Hunt a Wild Hog

Head to the Land of Enchantment, with a gun

Before the barbecue

Before the barbecue via Shutterstock     Photo: FotoVeto

Hunters in Texas call it the poor-man’s grizzly for a reason. A 250-pound razorback will charge with little warning, and needs just seconds to shred human calves into matching tassles. Kill one, and you'll find yourself with 80 pounds of good eatin’—nice, lean pork, best mixed with venison and made into brats for an authentic southern cook-out. But if anyone asks, that’s not why you’re out hunting. It’s for the environment.
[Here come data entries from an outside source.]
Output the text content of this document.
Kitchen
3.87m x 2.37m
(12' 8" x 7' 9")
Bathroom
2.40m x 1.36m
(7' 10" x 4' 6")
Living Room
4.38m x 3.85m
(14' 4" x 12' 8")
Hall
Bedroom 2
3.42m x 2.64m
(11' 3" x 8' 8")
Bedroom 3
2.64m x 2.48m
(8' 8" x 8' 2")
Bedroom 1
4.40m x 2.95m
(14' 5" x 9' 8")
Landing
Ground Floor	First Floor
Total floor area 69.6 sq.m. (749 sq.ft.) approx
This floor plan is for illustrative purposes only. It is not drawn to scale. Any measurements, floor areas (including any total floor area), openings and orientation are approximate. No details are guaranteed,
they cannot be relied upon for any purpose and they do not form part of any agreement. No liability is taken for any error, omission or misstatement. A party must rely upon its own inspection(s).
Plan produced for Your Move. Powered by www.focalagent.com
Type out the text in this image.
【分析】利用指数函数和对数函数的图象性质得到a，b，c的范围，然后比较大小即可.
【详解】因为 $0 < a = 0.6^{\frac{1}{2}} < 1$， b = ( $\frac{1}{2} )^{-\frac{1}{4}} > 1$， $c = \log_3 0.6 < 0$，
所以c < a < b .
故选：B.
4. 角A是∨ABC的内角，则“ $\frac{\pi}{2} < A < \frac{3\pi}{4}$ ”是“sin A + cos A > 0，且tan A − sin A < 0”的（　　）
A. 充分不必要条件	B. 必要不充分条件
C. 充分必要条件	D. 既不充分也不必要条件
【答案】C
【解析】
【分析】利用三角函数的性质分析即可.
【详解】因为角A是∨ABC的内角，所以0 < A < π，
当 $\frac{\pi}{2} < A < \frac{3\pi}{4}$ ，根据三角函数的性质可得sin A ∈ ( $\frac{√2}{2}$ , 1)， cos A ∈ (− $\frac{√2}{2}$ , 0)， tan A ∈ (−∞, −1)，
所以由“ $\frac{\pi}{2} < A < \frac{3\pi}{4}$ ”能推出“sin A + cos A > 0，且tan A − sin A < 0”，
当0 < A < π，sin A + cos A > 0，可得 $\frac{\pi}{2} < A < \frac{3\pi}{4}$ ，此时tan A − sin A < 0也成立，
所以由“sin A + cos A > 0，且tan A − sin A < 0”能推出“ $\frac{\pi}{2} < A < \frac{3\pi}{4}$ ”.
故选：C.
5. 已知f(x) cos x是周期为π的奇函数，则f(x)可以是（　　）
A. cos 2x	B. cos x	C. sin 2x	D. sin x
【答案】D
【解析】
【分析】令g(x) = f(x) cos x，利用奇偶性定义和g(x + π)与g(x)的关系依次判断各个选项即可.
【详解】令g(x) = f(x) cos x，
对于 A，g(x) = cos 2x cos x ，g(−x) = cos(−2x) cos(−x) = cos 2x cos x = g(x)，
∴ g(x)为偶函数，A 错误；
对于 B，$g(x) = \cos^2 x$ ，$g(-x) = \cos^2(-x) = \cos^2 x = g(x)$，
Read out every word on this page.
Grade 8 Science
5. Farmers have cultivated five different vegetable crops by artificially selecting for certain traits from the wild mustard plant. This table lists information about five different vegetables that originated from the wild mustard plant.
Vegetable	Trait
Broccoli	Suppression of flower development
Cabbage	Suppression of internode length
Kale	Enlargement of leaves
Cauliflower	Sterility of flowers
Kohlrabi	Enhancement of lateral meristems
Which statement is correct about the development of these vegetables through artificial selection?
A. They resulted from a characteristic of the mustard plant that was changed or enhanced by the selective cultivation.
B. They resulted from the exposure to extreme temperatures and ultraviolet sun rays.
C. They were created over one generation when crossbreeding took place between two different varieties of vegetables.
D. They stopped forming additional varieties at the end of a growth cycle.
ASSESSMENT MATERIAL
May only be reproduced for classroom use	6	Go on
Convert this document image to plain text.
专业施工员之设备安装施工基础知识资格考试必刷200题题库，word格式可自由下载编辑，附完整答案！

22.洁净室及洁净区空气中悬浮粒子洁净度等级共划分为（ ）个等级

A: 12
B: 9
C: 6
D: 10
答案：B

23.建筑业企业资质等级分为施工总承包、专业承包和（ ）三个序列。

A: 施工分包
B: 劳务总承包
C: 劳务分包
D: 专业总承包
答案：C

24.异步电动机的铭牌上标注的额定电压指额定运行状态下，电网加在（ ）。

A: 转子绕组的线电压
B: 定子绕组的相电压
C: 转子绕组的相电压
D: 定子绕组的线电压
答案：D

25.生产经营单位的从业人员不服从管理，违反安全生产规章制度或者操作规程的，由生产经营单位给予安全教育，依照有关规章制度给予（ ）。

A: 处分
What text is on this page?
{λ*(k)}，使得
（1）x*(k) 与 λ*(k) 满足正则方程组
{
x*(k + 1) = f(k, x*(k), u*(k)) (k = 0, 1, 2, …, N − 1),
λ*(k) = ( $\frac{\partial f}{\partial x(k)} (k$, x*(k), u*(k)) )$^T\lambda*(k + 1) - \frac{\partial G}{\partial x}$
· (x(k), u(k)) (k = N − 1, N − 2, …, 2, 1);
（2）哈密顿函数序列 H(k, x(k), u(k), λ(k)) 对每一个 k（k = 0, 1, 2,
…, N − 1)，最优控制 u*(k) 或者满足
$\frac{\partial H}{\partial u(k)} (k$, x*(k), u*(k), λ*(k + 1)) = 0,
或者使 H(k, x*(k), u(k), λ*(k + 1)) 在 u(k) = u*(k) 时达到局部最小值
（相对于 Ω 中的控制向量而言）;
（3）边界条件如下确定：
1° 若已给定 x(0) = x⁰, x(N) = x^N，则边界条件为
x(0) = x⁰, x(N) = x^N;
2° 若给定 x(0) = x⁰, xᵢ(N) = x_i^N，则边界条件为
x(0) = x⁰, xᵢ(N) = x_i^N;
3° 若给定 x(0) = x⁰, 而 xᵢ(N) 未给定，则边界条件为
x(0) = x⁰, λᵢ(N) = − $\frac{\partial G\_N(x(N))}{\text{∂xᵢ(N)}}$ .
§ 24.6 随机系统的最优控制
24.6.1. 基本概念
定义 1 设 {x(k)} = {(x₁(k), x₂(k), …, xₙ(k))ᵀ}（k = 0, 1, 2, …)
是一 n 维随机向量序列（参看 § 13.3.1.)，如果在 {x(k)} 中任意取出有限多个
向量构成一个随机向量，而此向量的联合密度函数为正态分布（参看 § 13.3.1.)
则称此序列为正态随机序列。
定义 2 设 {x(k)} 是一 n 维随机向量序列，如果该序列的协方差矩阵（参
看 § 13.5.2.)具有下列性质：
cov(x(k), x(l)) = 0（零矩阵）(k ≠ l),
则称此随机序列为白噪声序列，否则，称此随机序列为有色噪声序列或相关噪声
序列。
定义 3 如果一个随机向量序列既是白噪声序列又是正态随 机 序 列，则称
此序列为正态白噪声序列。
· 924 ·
These non-native omnivores vacuum up vegetation, small mammals, and ground-nesting birds, then wallow in the destruction, leaving pockmarked earth in their wake. Because they’re nomadic and nocturnal, it’s hard to determine just how many feral pigs there are in the U.S., but in Texas alone, an estimated population of 2.6 million wreaks $52 million in agricultural damage annually. That’s the bad news.

The good news is that in most southern states there are few or no restrictions on hunting the beasts. There’s no bag limit, no season, and in New Mexico, you don’t even need a hunting license. That’s the first reason to head to the 47th state in our union. The second reason is Richard Burton, a New Mexico state wildlife specialist. Call and he’ll go off on the best locations for hunting, and maybe even contact a few private land-holders for you.

To do it right: Burton says head to the higher elevations in the Capitan Mountains and look for hogs on East-facing mountain slopes in the early morning or late afternoon, when they're most active. Drive in on the BLM road until you see the signs: pinyon pines tilled at the base, smashed underbrush, and muddy rubs around wallows. Since hogs don’t sweat, they have to have water nearby, so follow rivers and check around pools. Bring a good skinning knife, thick clothes for tramping through undergrowth, a hog-caller, and dogs. You’ll also need at least a 30-calibre. If this is your first time, visit the guys at WildHogHunters.com for tips—unless you’re OK with getting treed.